Key Laboratory of Symbolic Computation and Knowledge Engineering of Ministry of Education, Jilin University, Changchun 130012, China.
Biomed Res Int. 2022 Aug 24;2022:9015123. doi: 10.1155/2022/9015123. eCollection 2022.
Predicting the polyproline type II (PPII) helix structure is crucial important in many research areas, such as the protein folding mechanisms, the drug targets, and the protein functions. However, many existing PPII helix prediction algorithms encode the protein sequence information in a single way, which causes the insufficient learning of protein sequence feature information. To improve the protein sequence encoding performance, this paper proposes a BERT-based PPII helix structure prediction algorithm (BERT-PPII), which learns the protein sequence information based on the BERT model. The BERT model's vector can fairly fuse sample's each amino acid residue information. Thus, we utilize the vector as the global feature to represent the sample's global contextual information. As the interactions among the protein chains' local amino acid residues have an important influence on the formation of PPII helix, we utilize the CNN to extract local amino acid residues' features which can further enhance the information expression of protein sequence samples. In this paper, we fuse the vectors with CNN local features to improve the performance of predicting PPII structure. Compared to the state-of-the-art PPIIPRED method, the experimental results on the unbalanced dataset show that the proposed method improves the accuracy value by 1% on the strict dataset and 2% on the less strict dataset. Correspondingly, the results on the balanced dataset show that the AUCs of the proposed method are 0.826 on the strict dataset and 0.785 on less strict datasets, respectively. For the independent test set, the proposed method has the AUC value of 0.827 on the strict dataset and 0.783 on the less strict dataset. The above experimental results have proved that the proposed BERT-PPII method can achieve a superior performance of predicting the PPII helix.

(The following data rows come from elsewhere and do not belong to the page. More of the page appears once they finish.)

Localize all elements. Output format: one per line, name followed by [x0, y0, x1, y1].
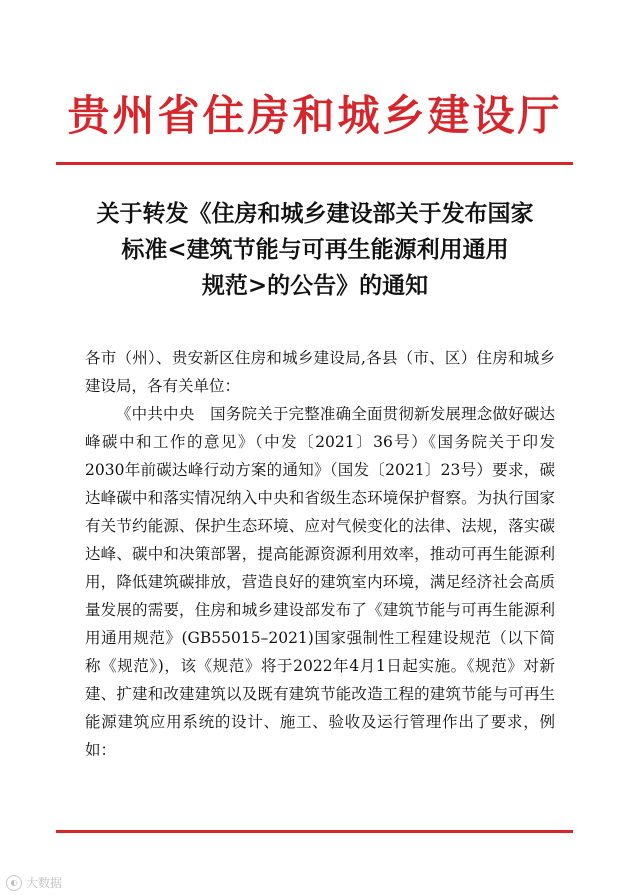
- document-body: [85, 344, 555, 764]
- footer-divider: [56, 830, 573, 833]
- watermark-text: 大数据: [26, 876, 63, 890]
- agency-letterhead: 贵州省住房和城乡建设厅: [67, 91, 563, 140]
- title-line-3: 规范>的公告》的通知: [201, 272, 429, 299]
- title-line-1: 关于转发《住房和城乡建设部关于发布国家: [96, 200, 534, 227]
- document-title: [50, 196, 580, 304]
- title-line-2: 标准<建筑节能与可再生能源利用通用: [121, 236, 509, 263]
- addressee-paragraph: 各市（州）、贵安新区住房和城乡建设局,各县（市、区）住房和城乡建设局，各有关单位：: [85, 349, 555, 395]
- watermark-logo-icon: ◐: [6, 875, 22, 891]
- watermark: [6, 874, 62, 891]
- body-paragraph: 《中共中央 国务院关于完整准确全面贯彻新发展理念做好碳达峰碳中和工作的意见》（中发〔2021〕36号）《国务院关于印发2030年前碳达峰行动方案的通知》（国发〔2021〕23号）要求，碳达峰碳中和落实情况纳入中央和省级生态环境保护督察。为执行国家有关节约能源、保护生态环境、应对气候变化的法律、法规，落实碳达峰、碳中和决策部署，提高能源资源利用效率，推动可再生能源利用，降低建筑碳排放，营造良好的建筑室内环境，满足经济社会高质量发展的需要，住房和城乡建设部发布了《建筑节能与可再生能源利用通用规范》(GB55015–2021)国家强制性工程建设规范（以下简称《规范》)，该《规范》将于2022年4月1日起实施。《规范》对新建、扩建和改建建筑以及既有建筑节能改造工程的建筑节能与可再生能源建筑应用系统的设计、施工、验收及运行管理作出了要求，例如：: [85, 405, 555, 759]
- letterhead-divider: [56, 162, 573, 165]
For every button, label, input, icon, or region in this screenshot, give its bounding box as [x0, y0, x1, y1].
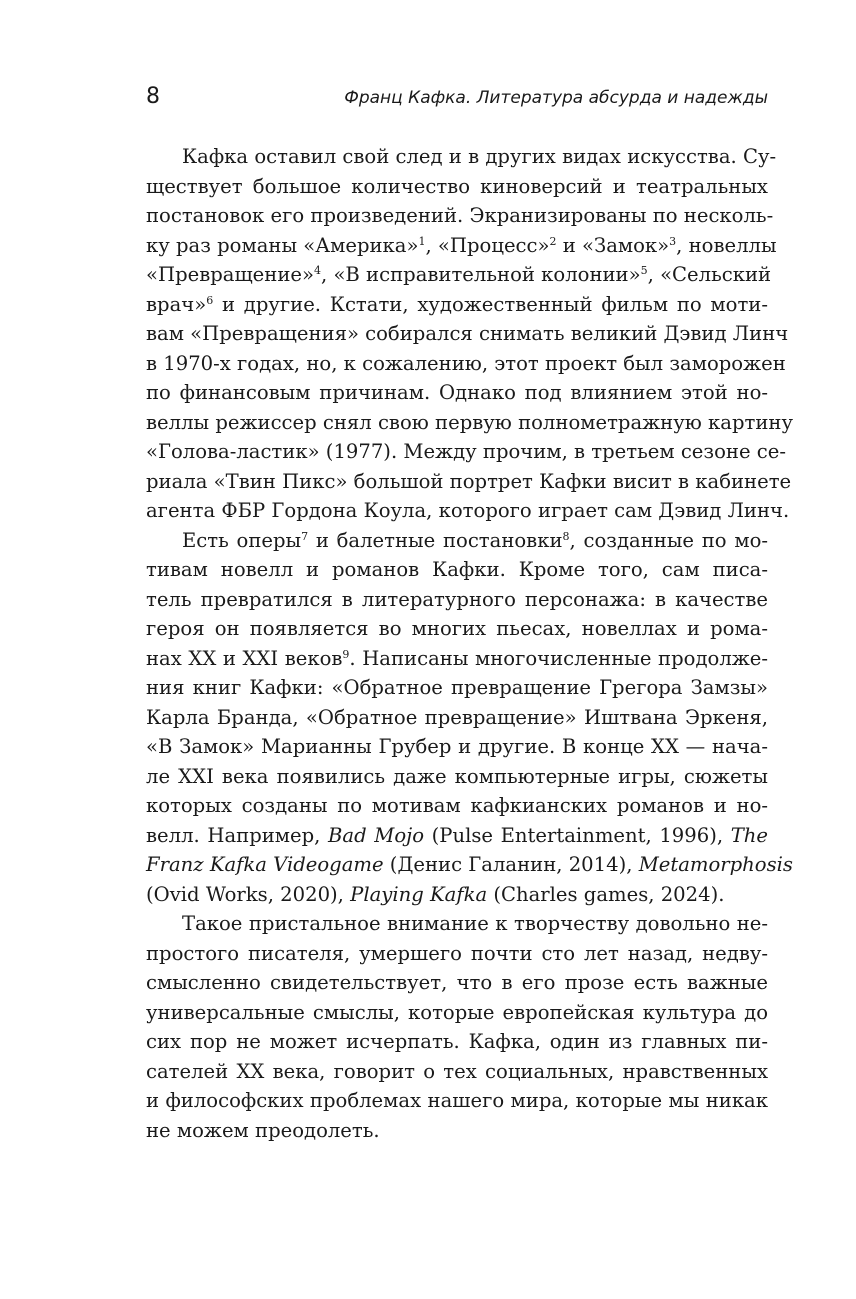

预测聚脯氨酸 II 型 (PPII) 螺旋结构在许多研究领域都至关重要,如蛋白质折叠机制、药物靶点和蛋白质功能。然而,许多现有的 PPII 螺旋预测算法以单一方式编码蛋白质序列信息,导致对蛋白质序列特征信息的学习不足。为了提高蛋白质序列编码性能,本文提出了一种基于 BERT 的 PPII 螺旋结构预测算法 (BERT-PPII),它基于 BERT 模型学习蛋白质序列信息。BERT 模型的向量可以公平地融合样本中每个氨基酸残基的信息。因此,我们利用向量作为全局特征来表示样本的全局上下文信息。由于蛋白质链局部氨基酸残基之间的相互作用对 PPII 螺旋的形成有重要影响,我们利用 CNN 提取局部氨基酸残基的特征,进一步增强蛋白质序列样本的信息表达。在本文中,我们融合向量与 CNN 局部特征,以提高预测 PPII 结构的性能。与最先进的 PPIIPRED 方法相比,在不平衡数据集上的实验结果表明,所提出的方法在严格数据集上的准确率提高了 1%,在较不严格数据集上提高了 2%。相应地,在平衡数据集上的结果表明,所提出的方法在严格数据集上的 AUC 值分别为 0.826 和 0.785,在较不严格数据集上的 AUC 值分别为 0.785 和 0.783。对于独立测试集,所提出的方法在严格数据集上的 AUC 值为 0.827,在较不严格数据集上的 AUC 值为 0.783。上述实验结果证明了所提出的 BERT-PPII 方法在预测 PPII 螺旋方面具有优越的性能。